The US cybersecurity agency CISA and the NSA have issued new guidance on addressing the most common cybersecurity misconfigurations in large organizations.
Impacting many organizations, including those that have achieved a mature security posture, these misconfigurations illustrate a trend of systemic weaknesses and underline the importance of adopting secure-by-design principles during the software development process, CISA and the NSA note.
The ten most common network misconfigurations, the two agencies say, include default software configurations, improper separation of privileges, lack of network segmentation, insufficient network monitoring, poor patch management, bypass of access controls, poor credential hygiene, improper multi-factor authentication (MFA) methods, insufficient access control lists (ACLs) on network shares, and unrestricted code execution.
These misconfigurations, CISA and the NSA note, were identified after years of assessing the security posture of more than 1,000 network enclaves within the Department of Defense (DoD), federal agencies, and US government agencies.
Many of the assessments focused on Windows and Active Directory environments and the newly published guidance focuses on mitigations for the weaknesses identified in them. However, environments containing other software may have similar misconfigurations, the two agencies say.
By implementing secure-by-design principles and reducing the prevalence of these weaknesses, CISA and the NSA note, software developers can reduce the burden on network defenders.

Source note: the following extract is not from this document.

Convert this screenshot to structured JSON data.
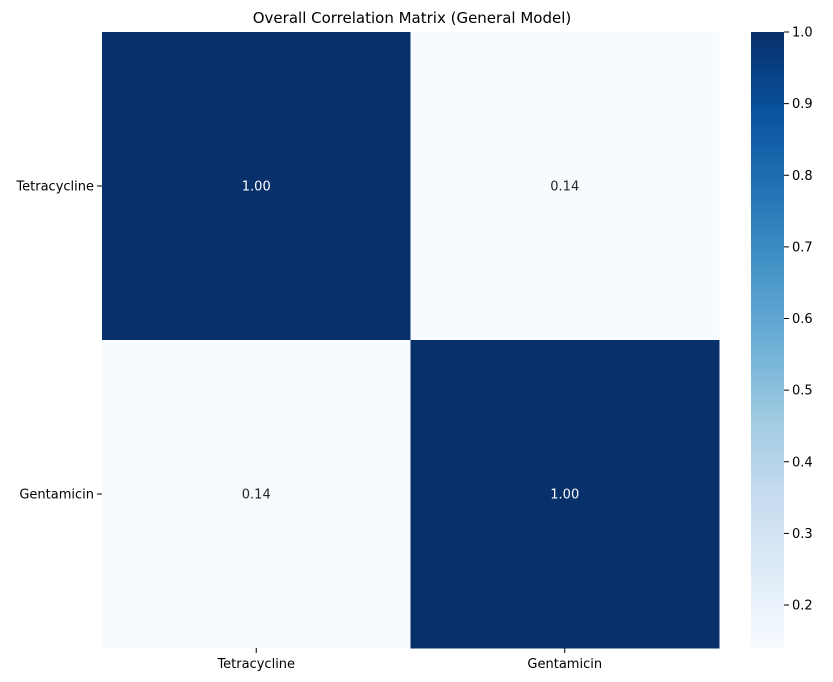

The two agencies also point out that, with proper training and funding, network security teams can implement mitigations for these weaknesses, by removing default credentials, hardening configurations, disabling unused services, implementing access controls, implementing strong patching management, and through auditing and restricting administrative accounts and privileges.
Secure-by-design and secure-by-default tactics that software manufactures should embrace, the US agencies say, include embedding security controls into product architecture throughout the entire software development lifecycle (SDLC), removing default passwords, delivering high-quality audit logs to customers, and requiring phishing-resistant MFA.
The mitigations recommended by CISA and the NSA align with the CISA and NIST-developed Cross-Sector Cybersecurity Performance Goals (CPGs) published last year and with the secure-by-design and secure-by-default development principles published earlier this year.
In addition to applying these mitigations, CISA and the NSA recommend that organizations test and validate their security programs against the threat behaviors mapped to the MITRE ATT&CK for Enterprise framework, and that they test their security controls inventory against the ATT&CK techniques.
“The misconfigurations described are all too common in assessments and the techniques listed are standard ones leveraged by multiple malicious actors, resulting in numerous real network compromises. Learn from the weaknesses of others and implement the mitigations properly to protect the network, its sensitive information, and critical missions,” CISA and the NSA say.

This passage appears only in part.